I did a blog post on this, a while back.

The first line, `Call`

, simply states the model that was used. In this case you are regressing "Home Run Factor" on "Average Outfield Dimension" using the Capstone_Baseball data.

The next block, `Residuals`

give you a rough idea of the distribution. Here `min`

and `max`

have a similar absolute value, as do the first and third quartile. So the distribution isn't notably skewed in one direction or another.

`Coefficients`

is in two parts. `Intercept`

and the independent variable. To make it easier to discuss, it actually looks more like this (see reproducible example, called a reprex) for how to post examples like these.

```
Estimate Std. Error t value Pr(>|t|)
(Intercept) 6.496e+06 3.554e+05 18.279 < 2e-16 ***
#
```

The intercept is where the regression line crosses the y axis, in this case round 6.5 million. The standard error is a measure of uncertainty of that estimate, the *t value* is a test statistic and *Pr(>|t|)* is the probability that the absolute *t value* is greater than that. You want that number to be as low a possible. 2e-16 is the smallest number floating point arithmetic can represent.

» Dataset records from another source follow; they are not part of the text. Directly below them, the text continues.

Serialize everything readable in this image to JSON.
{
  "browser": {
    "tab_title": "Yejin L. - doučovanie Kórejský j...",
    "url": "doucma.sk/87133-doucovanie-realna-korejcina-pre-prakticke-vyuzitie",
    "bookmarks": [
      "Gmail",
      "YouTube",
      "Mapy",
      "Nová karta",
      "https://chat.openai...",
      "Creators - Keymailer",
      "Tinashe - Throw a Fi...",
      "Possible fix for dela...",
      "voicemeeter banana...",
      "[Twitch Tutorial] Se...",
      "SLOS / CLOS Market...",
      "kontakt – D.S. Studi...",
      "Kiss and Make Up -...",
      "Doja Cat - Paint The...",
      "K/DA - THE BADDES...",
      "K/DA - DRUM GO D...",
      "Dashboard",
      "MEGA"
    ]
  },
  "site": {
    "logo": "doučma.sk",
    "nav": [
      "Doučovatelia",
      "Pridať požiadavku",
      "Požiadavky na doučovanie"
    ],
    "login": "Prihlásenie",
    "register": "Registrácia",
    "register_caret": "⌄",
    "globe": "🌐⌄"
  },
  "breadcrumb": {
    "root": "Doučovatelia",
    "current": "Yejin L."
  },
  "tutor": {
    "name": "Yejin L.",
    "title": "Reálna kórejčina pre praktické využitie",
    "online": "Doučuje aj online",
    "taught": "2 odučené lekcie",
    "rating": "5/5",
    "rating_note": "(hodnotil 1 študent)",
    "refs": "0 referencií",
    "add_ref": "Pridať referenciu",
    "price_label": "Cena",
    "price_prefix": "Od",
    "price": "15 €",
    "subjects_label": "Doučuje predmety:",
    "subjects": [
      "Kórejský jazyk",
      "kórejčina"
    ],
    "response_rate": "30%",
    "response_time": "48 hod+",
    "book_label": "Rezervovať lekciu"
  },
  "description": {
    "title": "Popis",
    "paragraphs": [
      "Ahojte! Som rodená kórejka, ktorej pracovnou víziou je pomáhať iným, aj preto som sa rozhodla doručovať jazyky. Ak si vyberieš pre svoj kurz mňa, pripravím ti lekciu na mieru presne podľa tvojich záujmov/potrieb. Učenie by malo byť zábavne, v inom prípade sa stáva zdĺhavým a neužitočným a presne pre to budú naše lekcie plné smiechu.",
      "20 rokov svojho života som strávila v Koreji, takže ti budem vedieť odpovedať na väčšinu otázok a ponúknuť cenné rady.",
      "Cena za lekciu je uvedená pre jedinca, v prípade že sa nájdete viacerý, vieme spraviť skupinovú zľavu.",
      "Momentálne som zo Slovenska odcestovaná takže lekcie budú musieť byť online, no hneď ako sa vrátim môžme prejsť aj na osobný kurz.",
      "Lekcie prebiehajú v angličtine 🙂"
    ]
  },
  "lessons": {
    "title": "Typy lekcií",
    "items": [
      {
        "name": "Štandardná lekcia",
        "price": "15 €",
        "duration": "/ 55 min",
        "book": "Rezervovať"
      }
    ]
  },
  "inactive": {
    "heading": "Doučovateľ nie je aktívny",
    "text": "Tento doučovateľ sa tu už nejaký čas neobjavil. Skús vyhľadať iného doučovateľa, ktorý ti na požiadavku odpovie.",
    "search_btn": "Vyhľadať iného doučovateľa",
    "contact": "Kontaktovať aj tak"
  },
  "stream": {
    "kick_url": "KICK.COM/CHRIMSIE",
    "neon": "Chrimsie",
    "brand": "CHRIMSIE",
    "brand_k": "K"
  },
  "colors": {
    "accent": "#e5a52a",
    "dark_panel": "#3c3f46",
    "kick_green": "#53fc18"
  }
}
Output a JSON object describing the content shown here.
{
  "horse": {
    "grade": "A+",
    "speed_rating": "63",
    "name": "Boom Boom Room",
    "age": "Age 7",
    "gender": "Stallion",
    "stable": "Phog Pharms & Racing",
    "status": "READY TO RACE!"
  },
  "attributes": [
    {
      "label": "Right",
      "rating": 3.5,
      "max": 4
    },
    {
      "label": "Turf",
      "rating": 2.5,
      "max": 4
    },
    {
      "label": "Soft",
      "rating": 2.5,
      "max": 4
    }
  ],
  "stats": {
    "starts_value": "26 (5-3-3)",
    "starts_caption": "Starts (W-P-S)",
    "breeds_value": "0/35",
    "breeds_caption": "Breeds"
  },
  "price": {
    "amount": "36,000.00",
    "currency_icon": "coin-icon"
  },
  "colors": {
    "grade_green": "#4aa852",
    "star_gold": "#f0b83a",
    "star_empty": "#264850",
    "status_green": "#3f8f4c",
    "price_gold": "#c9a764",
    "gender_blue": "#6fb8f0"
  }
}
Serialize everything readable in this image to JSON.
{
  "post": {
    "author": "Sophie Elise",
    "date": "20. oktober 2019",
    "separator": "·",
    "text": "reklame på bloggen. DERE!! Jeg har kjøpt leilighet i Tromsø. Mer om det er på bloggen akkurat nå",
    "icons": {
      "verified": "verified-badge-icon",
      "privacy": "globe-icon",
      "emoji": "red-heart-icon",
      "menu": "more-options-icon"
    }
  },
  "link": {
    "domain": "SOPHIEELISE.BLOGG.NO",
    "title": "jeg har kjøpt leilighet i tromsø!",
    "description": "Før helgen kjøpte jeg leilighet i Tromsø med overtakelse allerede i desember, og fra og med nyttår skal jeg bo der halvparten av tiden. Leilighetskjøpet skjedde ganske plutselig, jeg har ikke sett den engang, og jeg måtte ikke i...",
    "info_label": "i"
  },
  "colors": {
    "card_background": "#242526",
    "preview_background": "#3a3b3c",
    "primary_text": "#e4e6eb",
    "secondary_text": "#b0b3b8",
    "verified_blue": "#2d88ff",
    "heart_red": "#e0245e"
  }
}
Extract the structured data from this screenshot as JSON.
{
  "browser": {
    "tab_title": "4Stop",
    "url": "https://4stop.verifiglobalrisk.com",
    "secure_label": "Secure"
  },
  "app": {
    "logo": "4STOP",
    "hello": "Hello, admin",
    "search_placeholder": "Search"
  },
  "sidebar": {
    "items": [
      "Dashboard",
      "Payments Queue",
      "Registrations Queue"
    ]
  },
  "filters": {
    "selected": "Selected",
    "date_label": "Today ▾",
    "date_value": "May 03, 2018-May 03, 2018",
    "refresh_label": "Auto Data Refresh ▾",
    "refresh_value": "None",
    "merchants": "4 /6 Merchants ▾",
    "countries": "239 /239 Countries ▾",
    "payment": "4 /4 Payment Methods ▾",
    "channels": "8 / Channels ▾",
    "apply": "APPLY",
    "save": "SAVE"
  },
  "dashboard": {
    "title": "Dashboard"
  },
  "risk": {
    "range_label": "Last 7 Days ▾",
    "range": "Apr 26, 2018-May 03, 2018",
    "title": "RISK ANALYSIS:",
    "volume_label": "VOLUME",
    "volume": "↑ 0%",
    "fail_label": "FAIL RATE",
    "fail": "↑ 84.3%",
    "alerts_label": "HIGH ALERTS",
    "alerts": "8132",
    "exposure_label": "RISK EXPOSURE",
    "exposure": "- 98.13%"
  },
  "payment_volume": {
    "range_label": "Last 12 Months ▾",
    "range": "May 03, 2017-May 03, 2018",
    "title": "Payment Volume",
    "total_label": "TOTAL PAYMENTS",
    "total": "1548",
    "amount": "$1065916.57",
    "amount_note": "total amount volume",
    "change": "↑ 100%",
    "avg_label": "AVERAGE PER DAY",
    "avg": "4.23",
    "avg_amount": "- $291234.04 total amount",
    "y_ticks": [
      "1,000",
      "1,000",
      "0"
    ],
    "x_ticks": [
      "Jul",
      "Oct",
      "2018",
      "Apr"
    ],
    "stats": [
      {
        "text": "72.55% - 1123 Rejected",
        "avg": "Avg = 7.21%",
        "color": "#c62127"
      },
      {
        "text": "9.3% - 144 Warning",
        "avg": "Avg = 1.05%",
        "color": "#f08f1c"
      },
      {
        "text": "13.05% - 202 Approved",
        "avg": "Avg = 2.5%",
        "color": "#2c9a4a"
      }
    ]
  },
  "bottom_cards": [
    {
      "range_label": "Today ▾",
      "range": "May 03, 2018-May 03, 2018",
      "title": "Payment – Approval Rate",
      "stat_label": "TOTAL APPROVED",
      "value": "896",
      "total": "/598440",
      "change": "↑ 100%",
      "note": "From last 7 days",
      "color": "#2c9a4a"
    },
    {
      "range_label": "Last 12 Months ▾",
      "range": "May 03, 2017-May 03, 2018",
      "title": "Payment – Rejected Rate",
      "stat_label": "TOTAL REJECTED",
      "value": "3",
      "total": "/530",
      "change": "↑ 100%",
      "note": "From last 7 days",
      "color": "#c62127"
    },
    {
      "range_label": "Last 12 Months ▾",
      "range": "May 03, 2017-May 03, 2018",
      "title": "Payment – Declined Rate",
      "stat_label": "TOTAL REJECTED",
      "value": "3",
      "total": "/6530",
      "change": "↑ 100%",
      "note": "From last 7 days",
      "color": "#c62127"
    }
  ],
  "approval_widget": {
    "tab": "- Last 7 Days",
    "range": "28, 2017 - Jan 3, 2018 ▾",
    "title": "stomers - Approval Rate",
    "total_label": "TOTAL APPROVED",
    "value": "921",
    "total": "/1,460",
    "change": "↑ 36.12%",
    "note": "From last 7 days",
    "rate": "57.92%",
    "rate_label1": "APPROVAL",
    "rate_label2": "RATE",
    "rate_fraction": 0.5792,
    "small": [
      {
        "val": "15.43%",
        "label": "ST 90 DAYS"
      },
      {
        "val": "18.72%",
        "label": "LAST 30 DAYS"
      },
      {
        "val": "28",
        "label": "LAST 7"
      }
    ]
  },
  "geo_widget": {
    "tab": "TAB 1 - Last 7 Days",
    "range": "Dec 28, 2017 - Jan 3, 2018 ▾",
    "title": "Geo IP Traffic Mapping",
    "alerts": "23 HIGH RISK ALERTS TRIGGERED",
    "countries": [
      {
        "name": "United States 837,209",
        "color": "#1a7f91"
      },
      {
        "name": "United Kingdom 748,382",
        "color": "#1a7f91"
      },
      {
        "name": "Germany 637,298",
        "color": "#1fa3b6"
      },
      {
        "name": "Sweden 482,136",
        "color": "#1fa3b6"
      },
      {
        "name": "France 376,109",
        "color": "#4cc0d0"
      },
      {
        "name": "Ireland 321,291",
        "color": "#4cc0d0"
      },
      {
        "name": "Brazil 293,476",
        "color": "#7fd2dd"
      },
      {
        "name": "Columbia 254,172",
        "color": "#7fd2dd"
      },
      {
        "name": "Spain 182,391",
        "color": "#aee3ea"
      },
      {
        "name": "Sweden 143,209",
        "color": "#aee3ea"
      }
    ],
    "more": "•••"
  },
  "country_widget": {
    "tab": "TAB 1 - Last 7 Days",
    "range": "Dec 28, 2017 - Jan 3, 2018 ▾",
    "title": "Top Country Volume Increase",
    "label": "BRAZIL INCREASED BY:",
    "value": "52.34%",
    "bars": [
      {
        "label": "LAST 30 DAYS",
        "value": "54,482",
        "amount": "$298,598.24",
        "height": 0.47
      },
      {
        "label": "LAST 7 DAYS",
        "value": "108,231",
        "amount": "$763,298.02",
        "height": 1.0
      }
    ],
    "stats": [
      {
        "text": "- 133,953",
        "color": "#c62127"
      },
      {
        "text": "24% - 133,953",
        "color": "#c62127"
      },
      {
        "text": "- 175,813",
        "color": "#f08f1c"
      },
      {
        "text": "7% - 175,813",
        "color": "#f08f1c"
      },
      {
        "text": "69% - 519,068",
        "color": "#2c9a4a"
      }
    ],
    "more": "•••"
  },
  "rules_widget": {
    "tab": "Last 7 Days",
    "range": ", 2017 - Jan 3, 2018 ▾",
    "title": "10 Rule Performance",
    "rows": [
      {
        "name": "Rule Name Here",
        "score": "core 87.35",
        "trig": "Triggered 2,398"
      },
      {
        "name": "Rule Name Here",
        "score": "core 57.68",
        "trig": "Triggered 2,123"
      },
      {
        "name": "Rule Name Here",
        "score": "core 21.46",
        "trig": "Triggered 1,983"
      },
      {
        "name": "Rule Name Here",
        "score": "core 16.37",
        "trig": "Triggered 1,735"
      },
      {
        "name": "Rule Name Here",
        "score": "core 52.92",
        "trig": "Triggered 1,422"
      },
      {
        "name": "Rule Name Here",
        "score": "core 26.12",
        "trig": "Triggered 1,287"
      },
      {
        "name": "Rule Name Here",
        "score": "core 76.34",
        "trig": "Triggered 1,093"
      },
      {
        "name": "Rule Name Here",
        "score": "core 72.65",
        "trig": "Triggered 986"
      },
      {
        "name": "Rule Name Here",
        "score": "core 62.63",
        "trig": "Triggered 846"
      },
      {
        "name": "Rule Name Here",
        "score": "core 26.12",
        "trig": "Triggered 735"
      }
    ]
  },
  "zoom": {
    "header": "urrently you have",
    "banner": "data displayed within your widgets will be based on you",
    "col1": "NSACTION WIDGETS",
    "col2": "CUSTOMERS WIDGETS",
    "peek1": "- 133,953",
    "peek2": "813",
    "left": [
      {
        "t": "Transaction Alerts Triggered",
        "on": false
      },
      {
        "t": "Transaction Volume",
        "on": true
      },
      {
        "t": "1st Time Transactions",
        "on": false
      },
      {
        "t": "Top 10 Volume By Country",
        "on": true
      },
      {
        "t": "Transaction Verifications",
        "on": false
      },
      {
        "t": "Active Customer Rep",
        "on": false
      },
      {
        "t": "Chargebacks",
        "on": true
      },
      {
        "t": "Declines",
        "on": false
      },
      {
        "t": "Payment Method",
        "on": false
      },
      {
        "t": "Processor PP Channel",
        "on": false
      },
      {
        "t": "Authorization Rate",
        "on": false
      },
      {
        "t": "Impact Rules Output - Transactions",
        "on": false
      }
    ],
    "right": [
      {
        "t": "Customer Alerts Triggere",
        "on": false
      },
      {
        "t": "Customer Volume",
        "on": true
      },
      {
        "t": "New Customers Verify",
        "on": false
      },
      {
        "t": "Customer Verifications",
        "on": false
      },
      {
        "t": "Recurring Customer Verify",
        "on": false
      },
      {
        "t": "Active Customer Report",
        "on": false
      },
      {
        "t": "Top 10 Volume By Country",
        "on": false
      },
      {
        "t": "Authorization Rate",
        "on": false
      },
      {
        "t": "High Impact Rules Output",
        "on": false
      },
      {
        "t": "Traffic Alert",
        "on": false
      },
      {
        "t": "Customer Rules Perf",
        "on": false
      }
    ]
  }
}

The next coefficient allows you to calculate the slope of your regression line, but look at the *p-value* of 0.185, which is very high. Basically, you'd expect this result 18.5% of the time simply by chance. Actually, you can see this on the bottom line F-statistic test, telling you the same thing.

If the *p-value* were reasonably low, say 0.05 (which is stil a one in twenty chance of being due to randomness), the R values would tell you how much of the variation in the dependent variable is due to the independent variable. In this case, not much.